3. Base conversion (repetition)

   There are 2 approaches for this I know of. The simpler but with possible round errors is setting the repetition to long enough string sequence and handle as fractional number. For example rep="123" [dec] then conversion to different base would be done by multiplying by new base in old base arithmetics. So let create long enough sequence:

   0 + 0.123123123123123 * 2
   0 + 0.246246246246246 * 2
   0 + 0.492492492492492 * 2
   0 + 0.984984984984984 * 2
   1 + 0.969969969969968 * 2
   1 + 0.939939939939936 * 2
   1 + 0.879879879879872 * 2 ...
   ------------------------------
   = "0.0000111..." [bin]
   

   With this step you need to make repetition analysis and normalize the number again after exponent correction step (in next bullet).

   Second approach need to have the repetitions stored as division so you need it in form a/b in old_base. You just convert a,b as integers (the same as mantissa) and then do the division to obtain fractional part + repetition part.

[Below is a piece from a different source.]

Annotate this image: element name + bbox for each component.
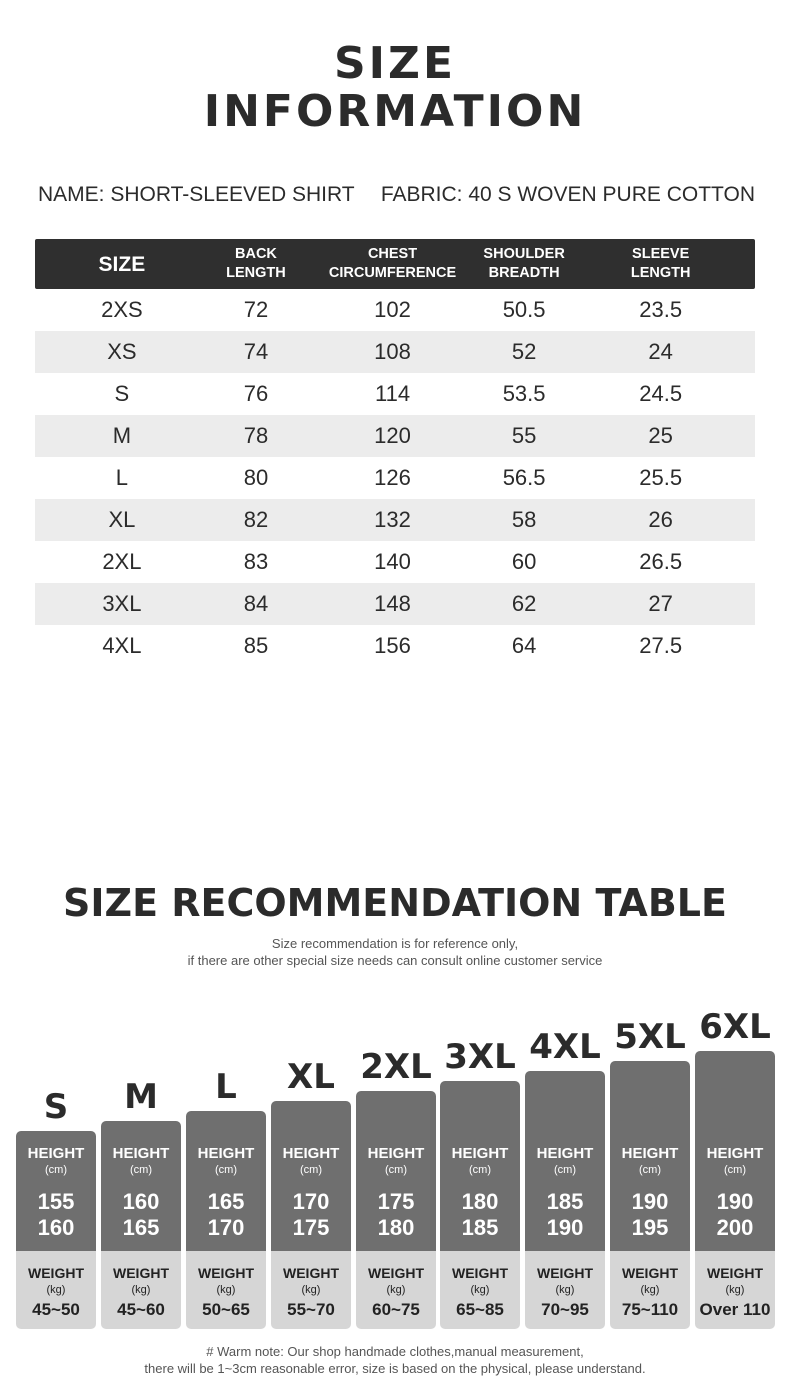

   So now you should have converted number in form:

   mantissa.fractional [new_base] * old_base^exp
   

   or:

   mantissa.fractional+a/b [new_base] * old_base^exp
   

4. Base conversion (exponent)

   You need to change old_base^old_exp to new_base^new_exp. The simplest way is to multiply the number by the old_base^old_exp value in new base arithmetics. So for starters multiply the whole

   mantissa.fractional+(a/b) [new_base]
   

   by old_base old_exp times in the new arithmetics (later you can change it to power by squaring or better). And after that normalize your number. So find where the repetition string begins and its digit position relative to . is the new_exp value.

[Notes]

For this you will need routines to convert old_base and new_base between each other but as the base is not bignum but just simple small unsigned int instead it should not be any problem for you (I hope).